The decision also notes that sometime in March 2013, Khoshnood requested “books on ‘Islamic Extremist Militant Groups’ and the ‘Iranian Revolutionary Guard Military Group.’”

Addressing Khoshnood in its decision, the board said: “You also wrote on a piece of paper (that you knew staff would find), that you wanted to find information on bomb making techniques, chemicals used to make bombs, and that you wanted to learn how a specific terrorist made car bombs that ‘killed 77 people LOL.’ It was also noted that at intake you asked for and received counselling for ‘gory’ and troubling thoughts. You told the psychologist that you had thoughts of ‘shooting people, killing people, cutting them up, just for fun ... they're just thoughts though.’”

In the end, the parole board suggested that “counselling sessions with a religious figure such as an Imam may have some impact on your present way of thinking. However, you reportedly do not want psychological counselling.” The board ordered Khoshnood to remain detained.

“You are likely, if released, to commit an offence causing death or serious harm to another person before the expiration of your sentence,” the decision states.


The later parole decision from 2019 found that while Khoshnood’s “institutional behaviour improved” since 2017 and he began attending school and other programs, he still demonstrated a “continuation of...disregard for persoons in position of authority and a lack of insight.” Another psychological risk assessment from 2018 rated him as “high to very high risk for general and violent recidivism,” the decision states. 

By September 2019, Khoshnood had served his sentence and was therefore released from prison.

For Amarasingam, recidivism is “always a concern for anyone coming out of prison, not just terrorism suspects.”

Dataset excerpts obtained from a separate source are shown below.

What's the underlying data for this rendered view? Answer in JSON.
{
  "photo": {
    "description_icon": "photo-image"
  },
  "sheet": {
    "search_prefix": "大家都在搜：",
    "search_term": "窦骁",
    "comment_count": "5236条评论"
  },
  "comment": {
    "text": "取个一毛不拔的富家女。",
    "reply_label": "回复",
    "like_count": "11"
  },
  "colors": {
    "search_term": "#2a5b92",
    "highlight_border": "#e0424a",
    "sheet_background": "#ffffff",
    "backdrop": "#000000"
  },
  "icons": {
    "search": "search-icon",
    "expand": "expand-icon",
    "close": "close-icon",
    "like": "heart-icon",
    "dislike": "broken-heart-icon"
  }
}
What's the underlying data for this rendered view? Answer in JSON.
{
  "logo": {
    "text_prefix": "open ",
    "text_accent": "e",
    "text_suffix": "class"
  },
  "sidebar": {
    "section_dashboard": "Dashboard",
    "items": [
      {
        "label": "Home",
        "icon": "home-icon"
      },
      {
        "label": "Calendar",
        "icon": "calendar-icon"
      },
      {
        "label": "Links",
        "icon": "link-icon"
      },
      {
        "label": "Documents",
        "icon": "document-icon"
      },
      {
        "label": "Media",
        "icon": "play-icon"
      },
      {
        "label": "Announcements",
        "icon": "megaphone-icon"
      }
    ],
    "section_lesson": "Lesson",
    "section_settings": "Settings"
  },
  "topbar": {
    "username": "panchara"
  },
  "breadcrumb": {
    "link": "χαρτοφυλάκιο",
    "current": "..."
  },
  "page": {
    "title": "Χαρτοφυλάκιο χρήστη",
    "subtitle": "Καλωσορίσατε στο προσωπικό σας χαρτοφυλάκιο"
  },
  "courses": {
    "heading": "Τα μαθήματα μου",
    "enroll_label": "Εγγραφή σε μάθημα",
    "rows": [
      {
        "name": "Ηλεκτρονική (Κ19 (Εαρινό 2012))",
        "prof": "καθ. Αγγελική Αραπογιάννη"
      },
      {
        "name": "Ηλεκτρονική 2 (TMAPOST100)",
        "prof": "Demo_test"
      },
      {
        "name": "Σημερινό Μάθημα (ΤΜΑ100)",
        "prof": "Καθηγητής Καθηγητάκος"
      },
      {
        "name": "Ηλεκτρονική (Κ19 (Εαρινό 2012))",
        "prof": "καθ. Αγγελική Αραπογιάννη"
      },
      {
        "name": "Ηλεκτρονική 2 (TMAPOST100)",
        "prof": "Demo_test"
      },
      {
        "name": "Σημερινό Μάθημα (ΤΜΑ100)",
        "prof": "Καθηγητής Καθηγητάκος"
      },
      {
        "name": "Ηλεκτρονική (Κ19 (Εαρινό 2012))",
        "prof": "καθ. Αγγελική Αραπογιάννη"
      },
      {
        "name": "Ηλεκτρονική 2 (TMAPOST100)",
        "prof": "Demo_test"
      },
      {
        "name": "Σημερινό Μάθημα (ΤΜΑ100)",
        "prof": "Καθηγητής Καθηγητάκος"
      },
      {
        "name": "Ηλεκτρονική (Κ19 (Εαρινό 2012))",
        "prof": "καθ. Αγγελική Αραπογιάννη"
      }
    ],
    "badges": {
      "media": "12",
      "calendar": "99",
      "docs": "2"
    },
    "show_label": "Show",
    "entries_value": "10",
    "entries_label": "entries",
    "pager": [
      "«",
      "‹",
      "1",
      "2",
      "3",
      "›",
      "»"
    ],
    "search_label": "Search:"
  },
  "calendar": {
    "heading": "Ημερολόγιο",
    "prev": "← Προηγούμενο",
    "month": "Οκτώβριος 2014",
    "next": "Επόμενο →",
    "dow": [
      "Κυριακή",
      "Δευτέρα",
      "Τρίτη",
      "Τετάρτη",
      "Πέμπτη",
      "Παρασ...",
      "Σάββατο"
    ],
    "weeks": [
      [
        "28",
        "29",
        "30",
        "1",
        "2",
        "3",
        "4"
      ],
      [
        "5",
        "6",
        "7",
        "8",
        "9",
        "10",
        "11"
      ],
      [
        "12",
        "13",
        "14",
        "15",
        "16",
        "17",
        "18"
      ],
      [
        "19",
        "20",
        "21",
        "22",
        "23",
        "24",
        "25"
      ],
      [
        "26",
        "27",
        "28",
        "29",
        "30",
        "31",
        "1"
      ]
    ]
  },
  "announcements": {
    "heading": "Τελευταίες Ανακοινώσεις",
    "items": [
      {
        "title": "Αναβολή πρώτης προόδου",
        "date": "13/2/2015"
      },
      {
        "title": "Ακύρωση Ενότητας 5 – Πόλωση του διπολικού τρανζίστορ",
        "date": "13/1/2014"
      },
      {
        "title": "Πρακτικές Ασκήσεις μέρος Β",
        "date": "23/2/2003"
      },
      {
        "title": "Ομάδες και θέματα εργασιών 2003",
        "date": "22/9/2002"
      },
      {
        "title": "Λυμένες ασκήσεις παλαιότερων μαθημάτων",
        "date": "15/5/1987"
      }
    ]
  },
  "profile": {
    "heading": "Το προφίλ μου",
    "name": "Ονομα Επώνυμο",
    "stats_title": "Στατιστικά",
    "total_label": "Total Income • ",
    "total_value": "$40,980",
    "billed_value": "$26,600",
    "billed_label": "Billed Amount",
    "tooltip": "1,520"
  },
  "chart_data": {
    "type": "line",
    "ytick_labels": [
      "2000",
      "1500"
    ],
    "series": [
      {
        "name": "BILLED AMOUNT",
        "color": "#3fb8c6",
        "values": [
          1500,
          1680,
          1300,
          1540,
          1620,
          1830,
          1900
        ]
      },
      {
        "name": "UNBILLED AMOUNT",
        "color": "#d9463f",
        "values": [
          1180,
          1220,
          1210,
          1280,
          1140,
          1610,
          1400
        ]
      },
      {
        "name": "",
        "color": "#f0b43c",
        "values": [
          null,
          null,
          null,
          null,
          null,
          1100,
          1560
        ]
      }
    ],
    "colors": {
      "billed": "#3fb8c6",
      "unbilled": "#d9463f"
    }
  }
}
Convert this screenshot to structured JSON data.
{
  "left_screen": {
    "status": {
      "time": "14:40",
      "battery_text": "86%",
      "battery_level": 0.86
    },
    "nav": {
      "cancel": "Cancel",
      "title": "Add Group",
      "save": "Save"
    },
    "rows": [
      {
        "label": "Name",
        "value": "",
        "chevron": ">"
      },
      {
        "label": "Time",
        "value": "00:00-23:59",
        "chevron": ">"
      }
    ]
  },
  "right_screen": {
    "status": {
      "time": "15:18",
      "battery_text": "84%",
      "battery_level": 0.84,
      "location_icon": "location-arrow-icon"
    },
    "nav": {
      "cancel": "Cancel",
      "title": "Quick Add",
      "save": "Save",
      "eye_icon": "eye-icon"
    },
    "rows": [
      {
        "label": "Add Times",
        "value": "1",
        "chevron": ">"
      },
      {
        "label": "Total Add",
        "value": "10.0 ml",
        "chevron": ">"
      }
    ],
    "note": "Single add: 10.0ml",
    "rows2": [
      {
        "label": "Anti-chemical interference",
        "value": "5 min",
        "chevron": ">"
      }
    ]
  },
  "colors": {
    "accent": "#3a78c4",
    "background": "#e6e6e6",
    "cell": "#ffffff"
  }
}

“[W]e are very good at putting people in prison, but very bad at providing them the support they need while there, and very bad at providing them the structural support afterwards to make sure they can thrive and reintegrate back into society,” Amarasingam said. “But, even if all the necessary support existed, it is at the end of the day up to the individual to decide they need support. If some individuals re-enter society and are intent on resuming their old way of life, there's not much that can be done.”

In addition to the terrorism peace bond application, Khoshnood is also facing criminal charges for breaching a separate non-terrorism peace bond that was laid against him in October of 2019. This type of peace bond, or protection order, is typically designed to impose conditions to prevent someone from committing harm to another person. 


According to court documents filed in Newmarket, the York Regional Police arrested Khoshnood in March with breaching the conditions of a non-terrorism peace bond 2019 because he had failed to abide by the condition that he not “associate with any person, other than a family member, who you know to have a criminal record for violence.” 

A spokesperson for the York Regional Police said in an email that Khoshnood was “located in a vehicle with a driver who has a criminal record.”

A separate court document shows that Khoshnood was arrested in Toronto on March 23 and charged by the RCMP with another two counts of the same type of breach. He was subsequently released.

He is scheduled to appear in court on those matters later this month. Khoshnood’s next court appearance for the terrorism peace bond is scheduled for this week.